This confluence of private and public demand is sparking one of the largest infrastructure investment cycles. Data centers commanded 78% of built-environment venture investment in 2025, but Bessemer believes the enabling hardware and software layers are still in their early stages, offering significant opportunities for startups.

Six Areas of Opportunity

Bessemer has identified six core areas where durable value creation is expected within the AI data center infrastructure buildout.

1. Permitting and Site Selection

Securing regulatory approval is the first hurdle. Processes for zoning, environmental impact, and utility interconnection vary widely and are often hampered by local opposition. McKinsey estimates over $5 billion is spent annually on infrastructure permitting in the U.S., with over $1.5 trillion in capital currently stalled in the pipeline. While large consulting firms dominate, AI-native software solutions like Lorica and Paces are emerging to automate workflows, unify data, and accelerate project timelines by surfacing risks like grid constraints and environmental issues upfront.

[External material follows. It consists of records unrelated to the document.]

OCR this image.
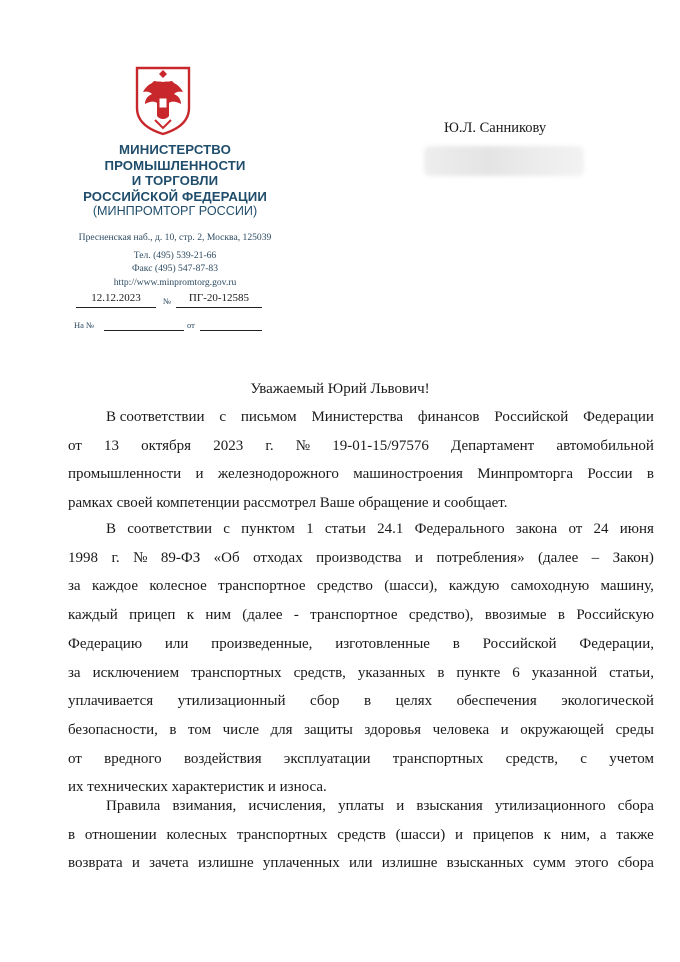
МИНИСТЕРСТВО
ПРОМЫШЛЕННОСТИ
И ТОРГОВЛИ
РОССИЙСКОЙ ФЕДЕРАЦИИ
(МИНПРОМТОРГ РОССИИ)
Пресненская наб., д. 10, стр. 2, Москва, 125039
Тел. (495) 539-21-66
Факс (495) 547-87-83
http://www.minpromtorg.gov.ru
12.12.2023	№	ПГ-20-12585
На №	от
Ю.Л. Санникову
Уважаемый Юрий Львович!
В соответствии с письмом Министерства финансов Российской Федерации
от 13 октября 2023 г. № 19-01-15/97576 Департамент автомобильной
промышленности и железнодорожного машиностроения Минпромторга России в
рамках своей компетенции рассмотрел Ваше обращение и сообщает.
В соответствии с пунктом 1 статьи 24.1 Федерального закона от 24 июня
1998 г. № 89-ФЗ «Об отходах производства и потребления» (далее – Закон)
за каждое колесное транспортное средство (шасси), каждую самоходную машину,
каждый прицеп к ним (далее - транспортное средство), ввозимые в Российскую
Федерацию или произведенные, изготовленные в Российской Федерации,
за исключением транспортных средств, указанных в пункте 6 указанной статьи,
уплачивается утилизационный сбор в целях обеспечения экологической
безопасности, в том числе для защиты здоровья человека и окружающей среды
от вредного воздействия эксплуатации транспортных средств, с учетом
их технических характеристик и износа.
Правила взимания, исчисления, уплаты и взыскания утилизационного сбора
в отношении колесных транспортных средств (шасси) и прицепов к ним, а также
возврата и зачета излишне уплаченных или излишне взысканных сумм этого сбора
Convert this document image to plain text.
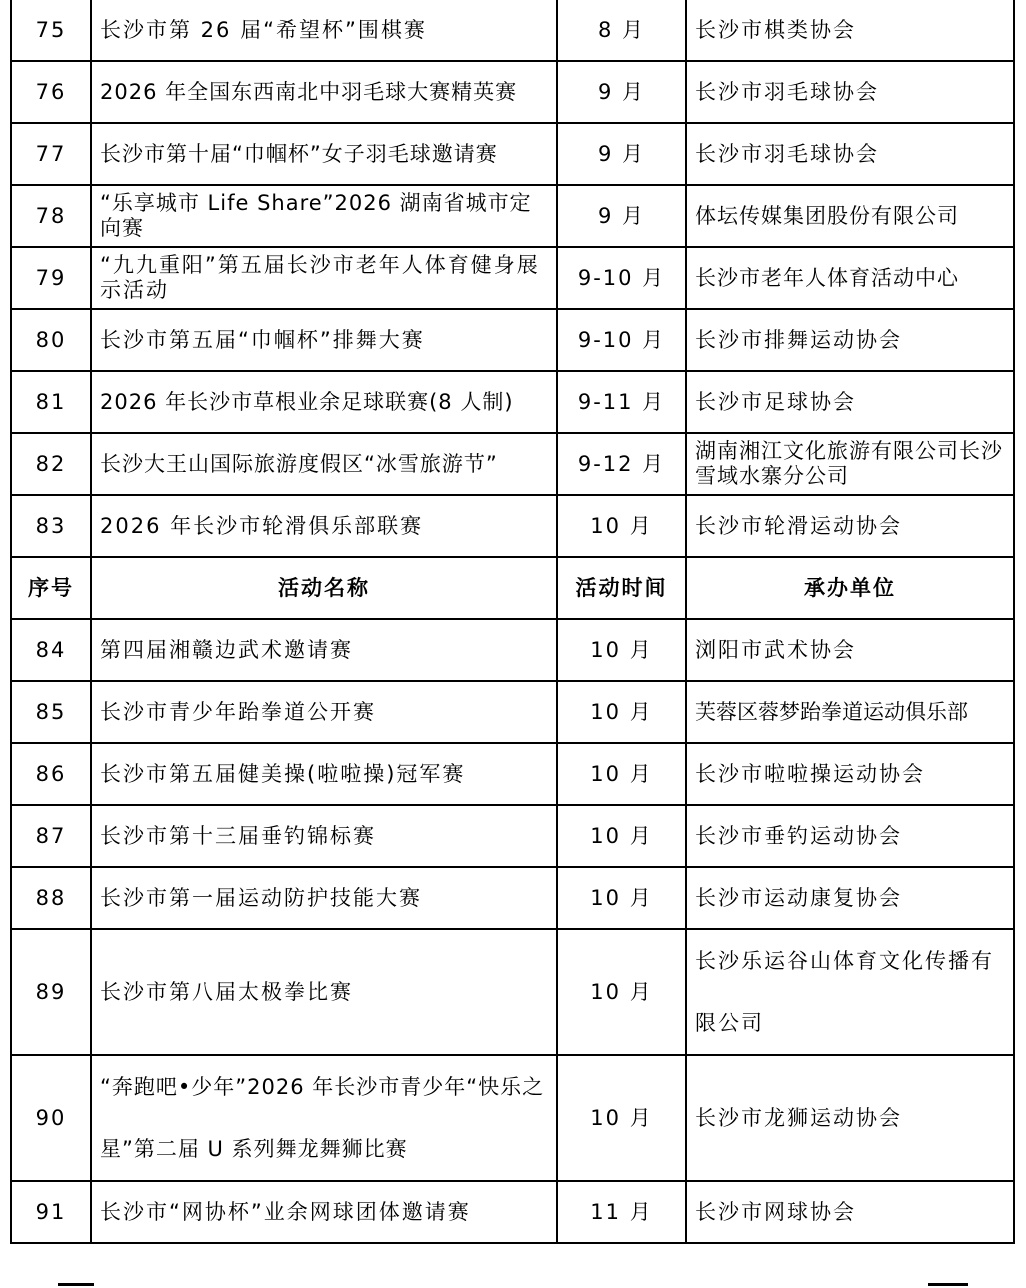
75	长沙市第 26 届“希望杯”围棋赛	8 月	长沙市棋类协会
76	2026 年全国东西南北中羽毛球大赛精英赛	9 月	长沙市羽毛球协会
77	长沙市第十届“巾帼杯”女子羽毛球邀请赛	9 月	长沙市羽毛球协会
78	“乐享城市 Life Share”2026 湖南省城市定向赛	9 月	体坛传媒集团股份有限公司
79	“九九重阳”第五届长沙市老年人体育健身展示活动	9-10 月	长沙市老年人体育活动中心
80	长沙市第五届“巾帼杯”排舞大赛	9-10 月	长沙市排舞运动协会
81	2026 年长沙市草根业余足球联赛(8 人制)	9-11 月	长沙市足球协会
82	长沙大王山国际旅游度假区“冰雪旅游节”	9-12 月	湖南湘江文化旅游有限公司长沙雪域水寨分公司
83	2026 年长沙市轮滑俱乐部联赛	10 月	长沙市轮滑运动协会
序号	活动名称	活动时间	承办单位
84	第四届湘赣边武术邀请赛	10 月	浏阳市武术协会
85	长沙市青少年跆拳道公开赛	10 月	芙蓉区蓉梦跆拳道运动俱乐部
86	长沙市第五届健美操(啦啦操)冠军赛	10 月	长沙市啦啦操运动协会
87	长沙市第十三届垂钓锦标赛	10 月	长沙市垂钓运动协会
88	长沙市第一届运动防护技能大赛	10 月	长沙市运动康复协会
89	长沙市第八届太极拳比赛	10 月	长沙乐运谷山体育文化传播有限公司
90	“奔跑吧•少年”2026 年长沙市青少年“快乐之星”第二届 U 系列舞龙舞狮比赛	10 月	长沙市龙狮运动协会
91	长沙市“网协杯”业余网球团体邀请赛	11 月	长沙市网球协会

What Bessemer looks for: Product-focused teams unifying siloed data, leveraging context for agents, and compressing timelines to break ground. These are critical, high-cost preconstruction workflows that require handling complexity across multiple stakeholders.

2. Power Generation

The trend is shifting towards on-site power generation to bypass lengthy grid interconnection queues. The "Bring Your Own Power" (BYOP) movement sees data centers generating electricity behind the meter. Approximately 50 GW of behind-the-meter gas generation projects were announced in 2025 alone. Companies like Boom Supersonic are adapting jet engine cores for modular data center power, while Arbor is developing next-generation gas turbines with carbon capture. Renewables paired with batteries are also gaining traction as backup and a faster path to power. Calibrant Energy is a leader in deploying hyperscale battery systems, and Exowatt offers modular solar and thermal batteries. Looking further ahead, Inertia is pursuing fusion energy, a long-term bet for grid-scale clean power.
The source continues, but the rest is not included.